Par Jean-Louis Pons (ECA 73)
Le patrimoine : belle et vaste notion qui m'a intéressé depuis mon plus jeune âge. Pour faire simple, c'est le legs des générations qui nous ont précédés et que nous devons transmettre aux générations suivantes en le préservant et en l'enrichissant de nos propres réalisations.
Au Bourget
Le MAE à Meudon |
Je me souviens notamment, par un samedi matin ensoleillé, du premier vol d'un Dewoitine 520 remis en état de vol par des passionnés (vieilles racines). La mise en route du moteur Hispano Suiza de 920 cv avait ému l'assistance et les évolutions de ce remarquable chasseur, qui rivalisait avec le Messerschmitt BF 109 en 1940, avaient mouillé les yeux de bien des participants. Ce D-520 a participé aux salons de l'aéronautique de 1981 et 1983 avec de très belles présentation en vol.(2)
Au ministère de l’environnement
C'est mon premier poste de chargé de mission pour les affaires internationales à la direction de la nature et des paysages du ministère de l'environnement en 1991 qui m'a mis de plein pied au contact du patrimoine naturel puis du patrimoine culturel avec la reconnaissance des paysages culturels au sein de la convention du patrimoine mondial de 1972. L'élaboration du dossier de candidature du Canal Royal des deux Mers (canal du Midi) au Patrimoine mondial fut à ce titre un travail d'équipe d'une grande richesse eu égard à l'importance du sujet. J'ai rencontré des personnes passionnées: des enseignants, des représentants de l'Etablissement public "Voies navigables de France", des architectes des bâtiments de France, des inspecteurs des sites et des artisans...
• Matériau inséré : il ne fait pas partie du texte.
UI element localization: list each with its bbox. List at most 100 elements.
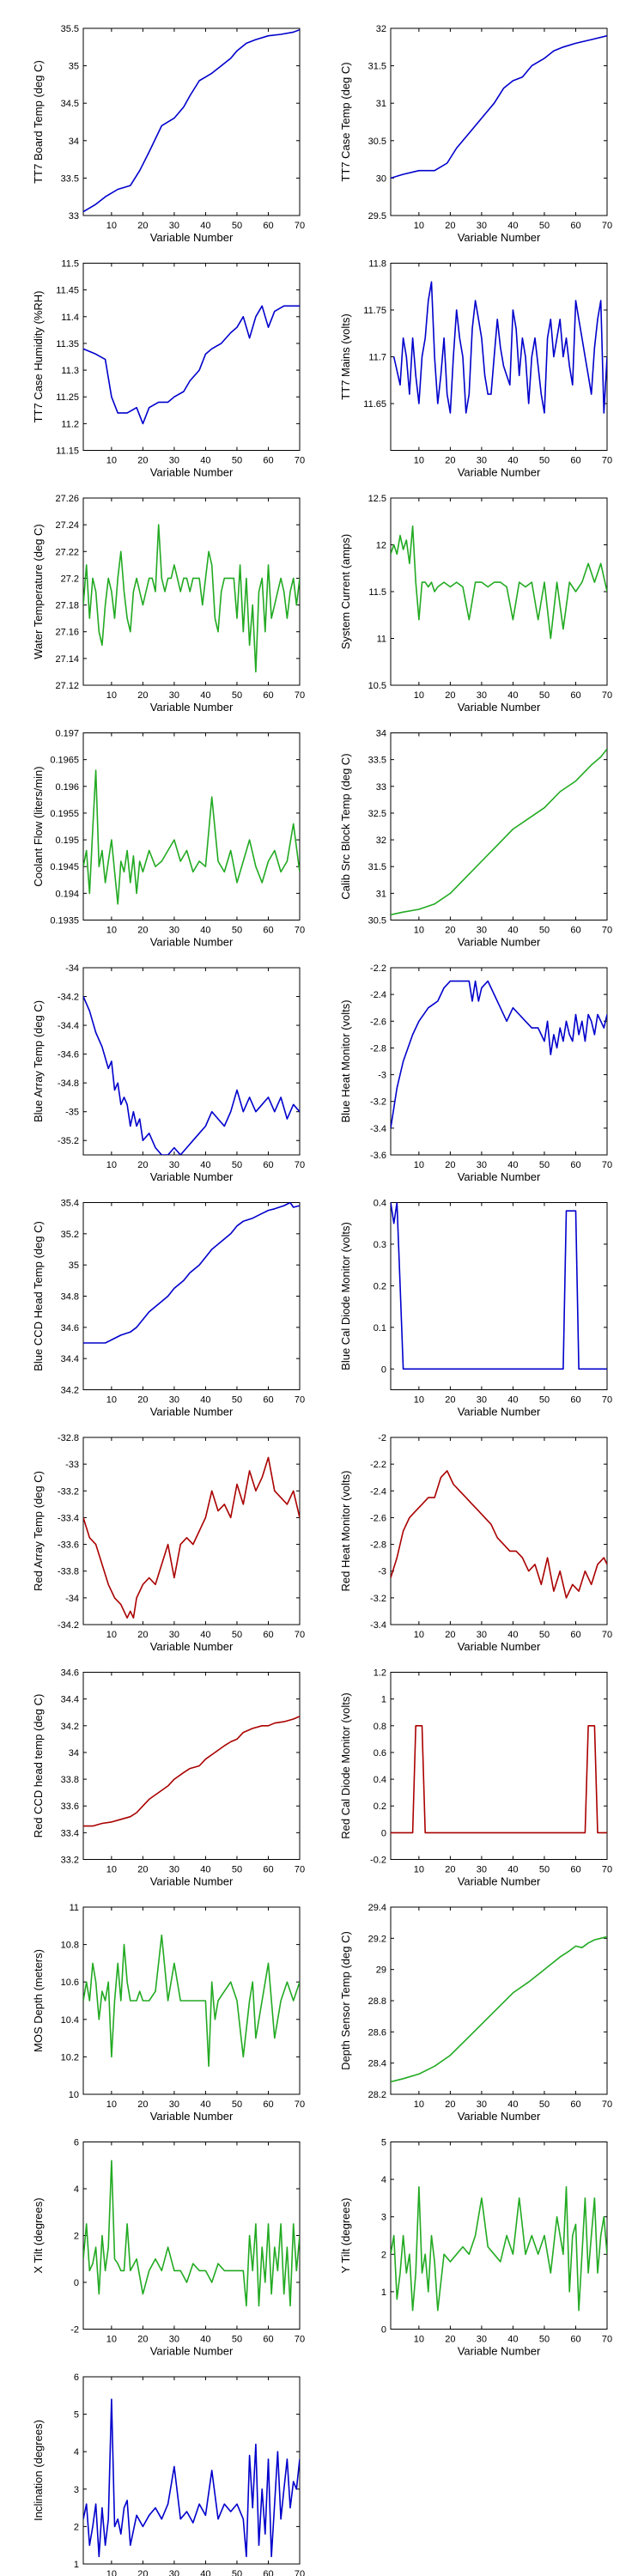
- y-axis-label: Calib Src Block Temp (deg C): [339, 753, 352, 899]
- chart-panel-10: 10 20 30 40 50 60 70 -3.6 -3.4 -3.2 -3 -2.8 -2.6 -2.4…: [339, 963, 612, 1183]
- x-tick-label: 70: [295, 1865, 305, 1875]
- y-tick-label: -33.4: [58, 1513, 79, 1523]
- x-tick-label: 50: [539, 221, 550, 231]
- y-tick-label: 34.2: [61, 1386, 79, 1396]
- x-tick-label: 20: [137, 1160, 148, 1170]
- x-axis-label: Variable Number: [150, 2110, 234, 2123]
- x-tick-label: 50: [232, 2099, 242, 2110]
- y-tick-label: 11.4: [61, 313, 79, 323]
- y-tick-label: -2.6: [370, 1017, 386, 1027]
- x-axis-label: Variable Number: [458, 1170, 541, 1183]
- y-tick-label: 1.2: [374, 1668, 386, 1679]
- y-tick-label: 0: [381, 2325, 386, 2336]
- x-tick-label: 50: [232, 1160, 242, 1170]
- x-tick-label: 60: [263, 221, 273, 231]
- x-tick-label: 50: [539, 2335, 550, 2345]
- y-tick-label: 6: [74, 2138, 79, 2148]
- x-tick-label: 40: [507, 926, 518, 936]
- y-tick-label: 4: [74, 2447, 79, 2458]
- y-axis-label: Red Heat Monitor (volts): [339, 1471, 352, 1592]
- x-tick-label: 50: [539, 690, 550, 701]
- x-tick-label: 70: [295, 1395, 305, 1406]
- y-tick-label: -3: [378, 1567, 386, 1577]
- x-tick-label: 30: [477, 221, 487, 231]
- x-tick-label: 40: [200, 1630, 210, 1640]
- series-line: [83, 305, 300, 425]
- x-tick-label: 70: [295, 221, 305, 231]
- chart-panel-4: 10 20 30 40 50 60 70 11.65 11.7 11.75 11.8 Variable…: [339, 259, 612, 479]
- y-tick-label: 31: [376, 889, 386, 899]
- x-tick-label: 40: [200, 690, 210, 701]
- x-tick-label: 30: [477, 2099, 487, 2110]
- x-tick-label: 10: [414, 1395, 424, 1406]
- y-axis-label: TT7 Case Temp (deg C): [339, 62, 352, 181]
- x-tick-label: 60: [263, 2099, 273, 2110]
- x-axis-label: Variable Number: [150, 466, 234, 479]
- y-tick-label: -33.6: [58, 1540, 79, 1551]
- y-tick-label: 33: [69, 211, 79, 222]
- x-tick-label: 20: [137, 456, 148, 466]
- x-tick-label: 40: [200, 1865, 210, 1875]
- y-tick-label: 27.18: [55, 601, 79, 611]
- x-tick-label: 30: [169, 926, 179, 936]
- y-tick-label: 3: [381, 2213, 386, 2223]
- y-axis-label: Water Temperature (deg C): [32, 524, 45, 659]
- chart-panel-14: 10 20 30 40 50 60 70 -3.4 -3.2 -3 -2.8 -2.6 -2.4 -2.2…: [339, 1433, 612, 1653]
- x-tick-label: 40: [200, 2569, 210, 2576]
- y-tick-label: 27.12: [55, 681, 79, 691]
- x-axis-label: Variable Number: [150, 1170, 234, 1183]
- y-tick-label: 0.1935: [50, 916, 79, 927]
- y-tick-label: 34.4: [61, 1354, 79, 1364]
- x-tick-label: 20: [137, 221, 148, 231]
- y-tick-label: 0.4: [374, 1199, 386, 1209]
- y-tick-label: -3.2: [370, 1097, 386, 1108]
- x-tick-label: 20: [445, 926, 455, 936]
- x-tick-label: 20: [445, 1160, 455, 1170]
- x-tick-label: 50: [539, 1630, 550, 1640]
- y-tick-label: 34.8: [61, 1292, 79, 1303]
- x-tick-label: 40: [507, 1160, 518, 1170]
- x-tick-label: 60: [263, 456, 273, 466]
- y-axis-label: Blue CCD Head Temp (deg C): [32, 1221, 45, 1371]
- x-axis-label: Variable Number: [458, 1406, 541, 1419]
- series-line: [391, 525, 607, 640]
- y-tick-label: -2.4: [370, 1486, 386, 1497]
- x-tick-label: 10: [106, 926, 117, 936]
- plot-frame: [82, 1202, 301, 1390]
- plot-frame: [82, 27, 301, 216]
- x-tick-label: 30: [169, 221, 179, 231]
- x-tick-label: 40: [200, 1160, 210, 1170]
- y-axis-label: Red CCD head temp (deg C): [32, 1694, 45, 1838]
- y-tick-label: 11.7: [368, 353, 386, 363]
- y-tick-label: 34: [69, 1748, 79, 1759]
- y-tick-label: 11: [70, 1903, 79, 1913]
- y-tick-label: -3: [378, 1071, 386, 1081]
- x-tick-label: 40: [507, 690, 518, 701]
- x-tick-label: 30: [169, 1630, 179, 1640]
- x-axis-label: Variable Number: [458, 701, 541, 714]
- x-tick-label: 20: [137, 926, 148, 936]
- x-tick-label: 60: [570, 690, 580, 701]
- series-line: [392, 281, 607, 414]
- x-tick-label: 50: [232, 926, 242, 936]
- y-tick-label: 30.5: [368, 137, 386, 147]
- x-tick-label: 30: [477, 1865, 487, 1875]
- plot-frame: [390, 2142, 608, 2330]
- y-tick-label: 2: [74, 2232, 79, 2242]
- series-line: [391, 1470, 607, 1599]
- y-tick-label: 10.6: [61, 1978, 79, 1988]
- chart-panel-19: 10 20 30 40 50 60 70 -2 0 2 4 6 Variable Number X Til…: [32, 2138, 305, 2358]
- x-tick-label: 70: [295, 1160, 305, 1170]
- y-tick-label: 1: [381, 1695, 386, 1705]
- x-tick-label: 40: [507, 2335, 518, 2345]
- x-tick-label: 10: [414, 1865, 424, 1875]
- y-tick-label: -2.8: [370, 1540, 386, 1551]
- x-tick-label: 70: [602, 456, 612, 466]
- y-tick-label: 34.6: [61, 1323, 79, 1334]
- chart-panel-5: 10 20 30 40 50 60 70 27.12 27.14 27.16 27.18 27.2 27…: [32, 494, 305, 714]
- y-tick-label: 0.196: [55, 782, 79, 793]
- x-tick-label: 30: [477, 2335, 487, 2345]
- series-line: [83, 524, 300, 673]
- y-tick-label: -3.2: [370, 1594, 386, 1604]
- x-tick-label: 50: [232, 1395, 242, 1406]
Sur mes conseils, l'Association nationale des commissaires de l’air (ANCA) a pu bénéficier des connaissances de Jeanne Hugon de Soeux, auteur d'un ouvrage passionnant sur cette thématique ("Le chemin qui marche"), lors d'une conférence à la cité de l'Air.
A Voies navigables de France
Lors de mon affectation à VNF, j'ai reçu la visite de Nicole Vallery-Radot †, journaliste et alors présidente de l'association "Construire le patrimoine". La raison de cette visite était de sortir l'association d'une situation financière compliquée du fait des dettes accumulées pour occupation du domaine public fluvial par la péniche acquise par l'association à VNF... Dura lex, sed lex.
Baptisée Nautilus, cette péniche était destinée à présenter les savoirs faire des artisans dans les villes traversées par une voie d'eau navigable. Si ce projet était séduisant, sa mise en œuvre était parsemée d'obstacles réglementaires, organisationnels et financiers...Avec conviction et talent, la présidente accompagnée d'un ami architecte, Michel Tharan, m'a décrit les objectifs de l'association, notamment la transmission des savoirs faire, les réalisations de ses talentueux membres: tailleurs de pierre, céramiste, fabriquant de poêles alsaciens, charpentiers, ébénistes.
Aussi, sensible aux arguments développés par Nicole Vallery-Radot et aux conséquences du paiement de la dette exigible (titre de perception pour les spécialistes des finances publiques), j'ai plaidé la cause de l'association auprès du Directeur interrégional de VNF qui m'a donné carte blanche pour accorder une remise gracieuse d'une partie de la dette.
De la terre cuite...
J'avais dû faire état dans nos échanges de mon intérêt pour la céramique. Toujours est- il que je reçus une invitation pour un week-end de découverte avec tous les artisans d'une tuilerie située à Soulaine d'Huys près de Troyes. Ayant quitté VNF pour la DATAR, j'acceptais avec plaisir cette invitation qui me renvoyait à ma prime jeunesse à la briqueterie familiale implantée près de l'oued Mazafran sur la commune de Koléa (département d'Alger).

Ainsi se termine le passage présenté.